Here is a strange and beautiful story by Premee Mohamed. If you aren’t already reading her short fiction you want to start, so that when her novel comes out you can be one of the cool kids and say, “Oh, of course I’ve been reading her work for years.”
New Releases:
Joe R. Lansdale, Lawrence McNaughton and Charles Stross have new releases coming out in October, and I’m looking forward to all of them. Check out our New Release page for even more items to add to your TBR list.
TV and Movies:
BBC plants to adapt Philip Pullman’s His Dark Materials.
Beer (It gets its own heading):
Scientists may have found the oldest brewery, a cave in Israel, with residue of 13,000 year-old beer. I guess that would be a microbrew. In other beer news, beer could help us out when we colonize Mars. (“Why, yes, traveler from earth, our aerogel dome is made from a by-product of beer. Funny you should ask!”)
Science and Tech:
IceSAT2 will be able to provide earthbound scientists precise measurements of ice volumes in Antarctica, Greenland and free-floating arctic ice.
Internet:
John Scalzi is using the month of September to look back on twenty years of his blog The Whatever. (It’s the blog’s twentieth anniversary month.) Largely, Scalzi’s columns highlight differences in key factors from then to now. One of his categories was music, and he included this video, which was simply too good not to steal.
Here is the link to the entire column, which has some other nice videos.
Art:
Mark Frederickson did the charming cover of Voyage of the Dogs. You can see more of his art here.
My son would love this!
I’m glad Mercedes Lackey is doing well. She and Larry Dixon were great at the 2016 World Fantasy Convention.
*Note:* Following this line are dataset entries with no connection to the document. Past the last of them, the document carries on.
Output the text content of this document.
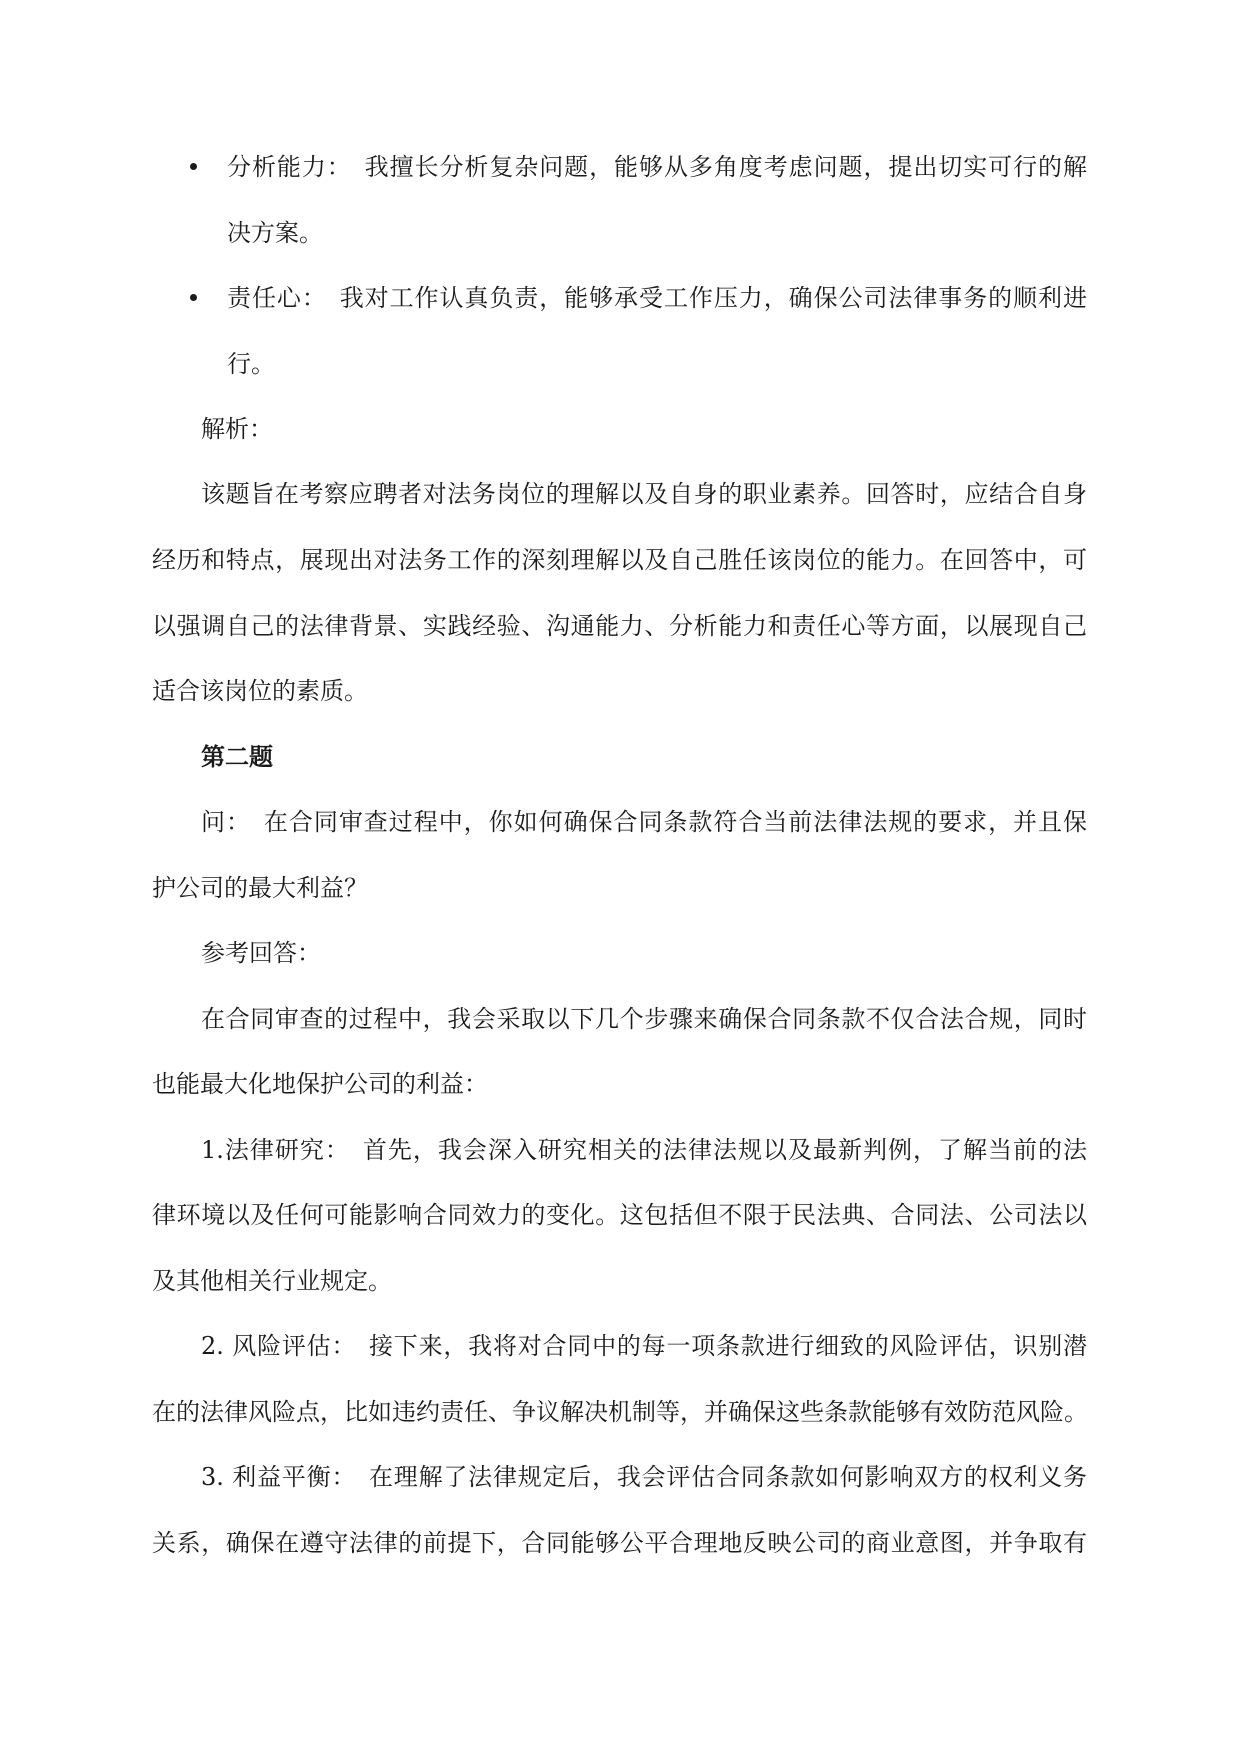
分析能力：　我擅长分析复杂问题，能够从多角度考虑问题，提出切实可行的解
决方案。
责任心：　我对工作认真负责，能够承受工作压力，确保公司法律事务的顺利进
行。
解析：
该题旨在考察应聘者对法务岗位的理解以及自身的职业素养。回答时，应结合自身
经历和特点，展现出对法务工作的深刻理解以及自己胜任该岗位的能力。在回答中，可
以强调自己的法律背景、实践经验、沟通能力、分析能力和责任心等方面，以展现自己
适合该岗位的素质。
第二题
问：　在合同审查过程中，你如何确保合同条款符合当前法律法规的要求，并且保
护公司的最大利益？
参考回答：
在合同审查的过程中，我会采取以下几个步骤来确保合同条款不仅合法合规，同时
也能最大化地保护公司的利益：
1.法律研究：　首先，我会深入研究相关的法律法规以及最新判例，了解当前的法
律环境以及任何可能影响合同效力的变化。这包括但不限于民法典、合同法、公司法以
及其他相关行业规定。
2. 风险评估：　接下来，我将对合同中的每一项条款进行细致的风险评估，识别潜
在的法律风险点，比如违约责任、争议解决机制等，并确保这些条款能够有效防范风险。
3. 利益平衡：　在理解了法律规定后，我会评估合同条款如何影响双方的权利义务
关系，确保在遵守法律的前提下，合同能够公平合理地反映公司的商业意图，并争取有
It sounded like a pretty scary event for her. I was relieved that she was okay.
Fortunately the first I heard of it was your post, so I immediately also heard that she was okay.
The stories she told about her parrots were hilarious.
I’ve never seen her in person but I bet she’s great.
Agent Week sounds like it could be interesting.
Thank you for all this roundup!
I am so glad Mercedes Lackey is doing well. Thanks for the roundup.
I love the cover of “Voyage of the Dogs”! …I expect the BBC will do a much better version of “His Dark Materials” than the Nicole Kidman movie. I liked the Kidman movie OK, but I was glad I had the chance to watch the movie online, at an obscure Website that streamed all sorts of movies, all with study approval, to be sure!
I liked the theatrical-release movie too, but I thought they pulled their punches in some ways, and of course I wanted the rest of the story! The BBC is giving itself the time, and I think that makes an important difference.
No doubt my son would love this.
I put Voyage of the Dogs on my to read list because of FanLit (you guys probably count for at least a quarter of the titles that go on that list). I find it hard to resist dog books and space dog books are even harder to resist.
One of the things I love about middle-grade books is that while they may deal with serious situations, they always have hope and light. I find that reading those books that are too grim and dark and gloomy depress me too much – which is one of the reasons I got into trouble in my high school English classes because I refused to read the books I was supposed to because as a teenager, I did not need more reasons to be depressed. So I can completely understand the author’s need for a middle grade book to clear his head.
I am drawn to those books for the same reason. We just need to be refreshed and reminded that there is light in the world sometimes.
Truth!
Noneofyour Business, if you live in the USA, you win a copy of VOYAGE OF THE DOGS!